= John Bartlett (minister) =

John Bartlett (1784–1849) was a minister and co-founder of McLean Hospital and Massachusetts General Hospital, two of the first hospitals in the United States.

John Bartlett was born in Concord, Massachusetts, in 1784 as the fourth of twelve children and as a youth was greatly influenced by his local pastor, Dr. Ripley. After working with a relative in commerce in Maine, Bartlett returned to Massachusetts and graduated from Harvard College in 1805. Bartlett then studied theology for two years in Cambridge and then became chaplain of the Boston Almshouse, which cared for poor residents of Boston. Bartlett remained as a chaplain from 1807 to 1811 and during this period studied theology further under William Ellery Channing. Bartlett also studied medicine, although he never intended to be practicing physician, but thought the education useful in his work with the impoverished. After observing the conditions of the poor at the Almshouse, Bartlett visited the hospitals in New York and Philadelphia and researched the newest medical methods.

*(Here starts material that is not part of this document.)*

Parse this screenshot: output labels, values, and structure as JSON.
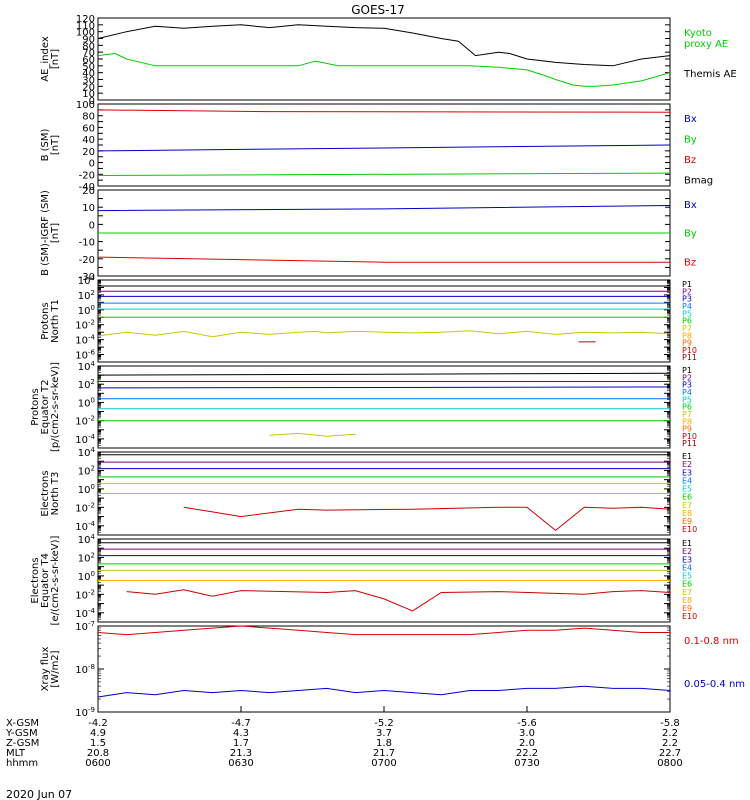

Bartlett then organized two meetings of prominent physicians and wealthy benefactors, one meeting resulted in the founding of McLean Insane Hospital and the other resulted in the creation of Massachusetts General Hospital. In 1811 Bartlett was ordained as pastor of the Second Congregational Church in Marblehead, Massachusetts, where he held to a Unitarian theology. Also in 1811, Bartlett married, Rebecca Dublois, daughter of George and Sarah Dublois, and they eventually had six children together. He was an active member of the Marblehead Humane Society and Freemasons. Bartlett died in 1849 at age sixty-five after several personal tragedies.